Lo más doloroso es que esta realidad no se limita a la política. También aparece en los espacios laborales, en las organizaciones sociales y, tristemente, dentro de las propias familias. Hay parientes que llaman con frecuencia mientras necesitan ayuda económica, recomendaciones, influencias o acompañamiento; cuando las circunstancias cambian, el silencio ocupa el lugar del afecto.

Entonces comprendemos que la sangre puede unir los apellidos, pero no siempre une los corazones.

Esta experiencia obliga a reflexionar sobre el verdadero sentido de la gratitud. Ayudar no debería convertirse en una inversión emocional esperando reconocimiento eterno. Quien hace el bien únicamente para ser recordado terminará acumulando decepciones. La verdadera generosidad consiste en actuar conforme a nuestros principios, aunque sepamos que algunos olvidarán pronto lo recibido.

Sin embargo, tampoco debemos caer en la ingenuidad. La vida enseña a distinguir entre el amigo auténtico y el acompañante de ocasión. El primero permanece cuando ya no hay puestos que ofrecer, favores que gestionar ni beneficios que repartir. Es aquel que llega cuando la mesa está vacía, no solo cuando huele a menudo recién servido.

La sabiduría popular lo resume mejor que muchos tratados de sociología. “Mientras el árbol tiene frutos, todos se arriman a darle sombra”. Y otro refrán igualmente certero advierte… “Cuando el dinero o el poder se van por la puerta, muchos afectos salen detrás de ellos”.

Por eso conviene revisar nuestras propias relaciones. ¿Cuántas personas nos buscan por quienes somos y cuántas por lo que representamos? ¿Cuántos permanecen cuando atravesamos dificultades, enfermedades, fracasos o simplemente una etapa de silencio y sencillez?
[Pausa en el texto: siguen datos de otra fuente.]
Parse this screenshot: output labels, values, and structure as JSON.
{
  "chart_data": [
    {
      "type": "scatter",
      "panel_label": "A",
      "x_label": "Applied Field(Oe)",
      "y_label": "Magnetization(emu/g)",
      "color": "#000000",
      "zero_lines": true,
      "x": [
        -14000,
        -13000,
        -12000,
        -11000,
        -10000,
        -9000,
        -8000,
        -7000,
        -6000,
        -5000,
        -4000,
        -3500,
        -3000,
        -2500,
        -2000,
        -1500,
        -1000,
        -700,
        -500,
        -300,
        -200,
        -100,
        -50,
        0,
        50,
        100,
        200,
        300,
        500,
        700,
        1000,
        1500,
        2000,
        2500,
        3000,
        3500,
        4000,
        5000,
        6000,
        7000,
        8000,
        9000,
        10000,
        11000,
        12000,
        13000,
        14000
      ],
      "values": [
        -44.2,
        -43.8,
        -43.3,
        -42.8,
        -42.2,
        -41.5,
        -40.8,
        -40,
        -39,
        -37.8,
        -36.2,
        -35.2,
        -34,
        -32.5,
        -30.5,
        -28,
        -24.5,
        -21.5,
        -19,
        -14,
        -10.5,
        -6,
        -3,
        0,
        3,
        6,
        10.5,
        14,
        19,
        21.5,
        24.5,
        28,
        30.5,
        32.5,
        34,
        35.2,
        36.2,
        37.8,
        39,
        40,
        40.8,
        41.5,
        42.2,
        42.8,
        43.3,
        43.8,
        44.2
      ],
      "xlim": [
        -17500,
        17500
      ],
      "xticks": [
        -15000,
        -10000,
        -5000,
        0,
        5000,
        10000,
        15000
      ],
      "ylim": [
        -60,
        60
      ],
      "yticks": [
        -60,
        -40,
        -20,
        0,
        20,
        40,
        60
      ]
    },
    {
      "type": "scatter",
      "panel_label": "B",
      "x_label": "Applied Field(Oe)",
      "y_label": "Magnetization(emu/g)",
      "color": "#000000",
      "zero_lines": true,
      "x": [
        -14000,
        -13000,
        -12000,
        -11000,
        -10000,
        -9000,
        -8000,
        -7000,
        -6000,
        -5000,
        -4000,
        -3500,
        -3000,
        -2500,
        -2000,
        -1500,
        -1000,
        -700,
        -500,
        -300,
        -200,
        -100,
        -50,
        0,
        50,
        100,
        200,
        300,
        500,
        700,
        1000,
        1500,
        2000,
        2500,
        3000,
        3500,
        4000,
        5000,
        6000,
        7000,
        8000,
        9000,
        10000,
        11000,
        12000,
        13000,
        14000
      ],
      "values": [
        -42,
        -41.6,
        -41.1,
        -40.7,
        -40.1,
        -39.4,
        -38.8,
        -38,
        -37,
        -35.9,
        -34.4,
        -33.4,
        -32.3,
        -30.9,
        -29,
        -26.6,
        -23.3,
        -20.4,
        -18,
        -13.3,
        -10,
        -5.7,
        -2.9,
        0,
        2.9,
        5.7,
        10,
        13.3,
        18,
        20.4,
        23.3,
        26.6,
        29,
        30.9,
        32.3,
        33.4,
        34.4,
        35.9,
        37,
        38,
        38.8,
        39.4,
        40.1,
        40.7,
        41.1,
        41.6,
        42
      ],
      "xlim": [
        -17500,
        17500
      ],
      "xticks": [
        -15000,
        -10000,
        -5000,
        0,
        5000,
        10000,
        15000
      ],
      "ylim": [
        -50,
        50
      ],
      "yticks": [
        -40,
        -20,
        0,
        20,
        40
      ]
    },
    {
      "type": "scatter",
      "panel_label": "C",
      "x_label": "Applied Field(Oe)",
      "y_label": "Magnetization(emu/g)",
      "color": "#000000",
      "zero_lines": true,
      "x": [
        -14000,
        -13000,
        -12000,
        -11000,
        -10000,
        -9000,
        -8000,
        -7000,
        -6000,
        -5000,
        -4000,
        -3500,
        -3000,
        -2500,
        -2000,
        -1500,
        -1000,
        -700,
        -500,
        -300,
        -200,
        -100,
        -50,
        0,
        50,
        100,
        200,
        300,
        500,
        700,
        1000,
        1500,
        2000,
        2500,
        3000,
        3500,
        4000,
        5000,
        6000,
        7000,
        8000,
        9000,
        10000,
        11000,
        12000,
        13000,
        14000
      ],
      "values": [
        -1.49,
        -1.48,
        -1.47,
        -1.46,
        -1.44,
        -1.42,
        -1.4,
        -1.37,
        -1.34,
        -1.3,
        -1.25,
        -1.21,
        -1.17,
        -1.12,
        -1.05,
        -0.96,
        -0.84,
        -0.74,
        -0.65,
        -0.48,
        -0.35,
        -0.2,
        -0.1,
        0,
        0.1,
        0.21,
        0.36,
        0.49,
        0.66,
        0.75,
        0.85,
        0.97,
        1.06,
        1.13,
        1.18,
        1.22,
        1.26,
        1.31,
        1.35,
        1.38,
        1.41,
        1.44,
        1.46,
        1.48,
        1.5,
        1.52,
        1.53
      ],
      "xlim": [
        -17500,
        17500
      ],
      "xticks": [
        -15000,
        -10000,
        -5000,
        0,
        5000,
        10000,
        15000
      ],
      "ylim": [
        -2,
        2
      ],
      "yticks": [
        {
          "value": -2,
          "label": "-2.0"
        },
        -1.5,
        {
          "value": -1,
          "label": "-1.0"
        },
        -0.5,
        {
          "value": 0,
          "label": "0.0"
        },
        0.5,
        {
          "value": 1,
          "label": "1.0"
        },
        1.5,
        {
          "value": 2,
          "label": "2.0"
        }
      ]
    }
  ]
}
La respuesta puede doler, pero también libera. Porque descubrir la verdad sobre las personas evita seguir alimentando expectativas falsas.

A veces una decepción oportuna vale más que una lealtad fingida prolongada durante años.

No se trata de dejar de ayudar ni de cerrar el corazón. El mundo necesita personas solidarias, capaces de tender la mano sin calcular ganancias. Pero también necesita hombres y mujeres con suficiente madurez para no confundir gratitud con dependencia ni amistad con conveniencia.

Al final, los cargos pasan, las influencias cambian de dueño y los reflectores inevitablemente se apagan. Lo único que permanece es la calidad de nuestras acciones y la tranquilidad de nuestra conciencia.

Y quizá la enseñanza más profunda de esta historia del compadre sea que el verdadero afecto no cambia de casa cuando cambia el gobierno. Quien aprecia a la persona seguirá compartiendo el pan, el café o el menudo aunque ya no exista un escritorio oficial de por medio. Quien solo apreciaba el poder buscará otra puerta donde tocar.

Por eso, cuando la vida nos muestre que algunos se alejaron porque ya no ocupamos el puesto, no debemos sentir amargura. Debemos sentir gratitud por haber descubierto a tiempo quién caminaba con nosotros por cariño sincero y quién simplemente seguía el aroma del beneficio.

Y que los refranes no nacieron por casualidad. Nacieron de generaciones enteras observando que el interés suele ser un visitante ruidoso, mientras que la verdadera amistad es una presencia silenciosa que permanece aun cuando ya no hay nada que repartir.

Muchos a los compadres….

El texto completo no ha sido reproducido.